Summary: Adelaide Goode has always felt like she wasn’t enough. Her mother is dumping her off with her grandmother to start a new job, and Cranberry Hollow is a constant reminder of Addie’s failings (and dislike of cranberries). As a member of the witch family who supports the town, Addie knows about the curse that forbids more than three Goode women being within town lines at once. When the curse is enacted Addie, with the help of two friends, must find a way to outsmart, and outrun, the witch hunter who is trying to claim her soul. All while having bones made of glass.
Recommended Audience: Grades 3-6 (9-12 years)
Review: This is a very fun book. Addie is a likeable character who feels out of place in her family, and she's easy to connect to. We get some snippets from the mind of “The Hunter” the entity who has taken up shop in the body of a local and is on the search for Addie. He’s pure evil, and the contrast to Addie’s pre-teen perspective during the 24 hours that this book takes place makes this book extra captivating. And there are cute bunnies. Who doesn't love bunnies?
Summary: Natalia de la Cruz wants to be a member of the LA Mermaids synchronized swim team from the very first moment she sees them perform. Her activist parents don’t approve of the way the sport glamorizes only a specific type of person- typically thin and white. In an effort to prove to her parents that she, a fat, Latine girl, can be the synchronized swimming star she knows she is, Nat goes behind their backs and signs up anyway. As she struggles to balance her secret swimming identity with her other responsibilities, Nat learns that advocating for yourself isn’t as easy as it seems.
Recommended Audience: Grades 3-6 (8-12 years)
Review: Natalia is a character who many children of activists can connect to. She appreciates her parents’ perspective and the way they’ve championed her all her life, but still struggles to find her own way. She’s exuberant, confident, and often finds herself in trouble when she acts before thinking. Overall, this book is an easy and enjoyable read that I think many middle grade children (or adults) would find thought provoking.
Author website: https://www.oliviaabtahi.com/aboutolivia
Summary: Charlie is a smart, brown, fat girl in suburban Connecticut. The world and everyone in it have ideas about what she should look like: thinner, lighter, slimmer, straight haired. Be smaller. Be whiter. Be quieter.
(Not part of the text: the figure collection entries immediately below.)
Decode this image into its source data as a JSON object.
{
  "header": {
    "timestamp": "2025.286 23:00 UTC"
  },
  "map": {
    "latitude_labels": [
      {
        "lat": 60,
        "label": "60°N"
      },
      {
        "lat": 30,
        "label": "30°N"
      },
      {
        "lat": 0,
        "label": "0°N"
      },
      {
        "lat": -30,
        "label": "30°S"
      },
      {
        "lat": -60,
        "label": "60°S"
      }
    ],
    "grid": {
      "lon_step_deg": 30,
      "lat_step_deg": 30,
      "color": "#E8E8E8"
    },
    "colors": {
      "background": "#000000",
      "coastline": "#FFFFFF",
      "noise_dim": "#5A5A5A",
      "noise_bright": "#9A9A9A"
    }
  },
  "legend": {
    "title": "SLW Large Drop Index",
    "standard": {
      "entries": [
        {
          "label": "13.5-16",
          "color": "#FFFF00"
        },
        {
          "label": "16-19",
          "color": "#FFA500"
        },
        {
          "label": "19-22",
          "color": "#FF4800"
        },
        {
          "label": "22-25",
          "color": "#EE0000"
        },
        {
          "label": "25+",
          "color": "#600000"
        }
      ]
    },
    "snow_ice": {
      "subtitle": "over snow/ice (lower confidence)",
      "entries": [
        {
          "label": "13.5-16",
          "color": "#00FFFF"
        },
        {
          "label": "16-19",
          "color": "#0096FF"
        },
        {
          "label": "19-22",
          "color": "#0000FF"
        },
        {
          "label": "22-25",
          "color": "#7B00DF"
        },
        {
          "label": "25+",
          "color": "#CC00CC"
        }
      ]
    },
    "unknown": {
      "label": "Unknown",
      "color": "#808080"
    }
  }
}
But Charlie is confident in who she is, especially with her best frined (lean, popular, athletic, totally cool) Amelia at her side. When Charlie starts a new relationship with a cute boy at work, at first it seems like everything is finally going her way and that other people are starting to see her the way she sees herself. But when Charlie learns that she wasn't always the object of her new boyfriend's affections, she starts to doubt that really knows who she is at all.
Recommended Audience: 9 - 12 grades
Review: Absolutely delighted to recommend this realistic, funny, heartwarming, and just a little bit swoony portrait of a fat teen falling in love for the first time! I loved that Charlie already loved herself and her body as it was - there was no big narrative about "learning to love herself" - yet this novel also acknowledges that the struggle with self confidence is eternal and that the temptation to compare herself to other, especially her best friend. This novel navigates body and identity and friendships and family dynamics in a way that authentically tackles big issues and never skimps on the fun and joy while doing so. Easily one of my favorite YA reads of the year!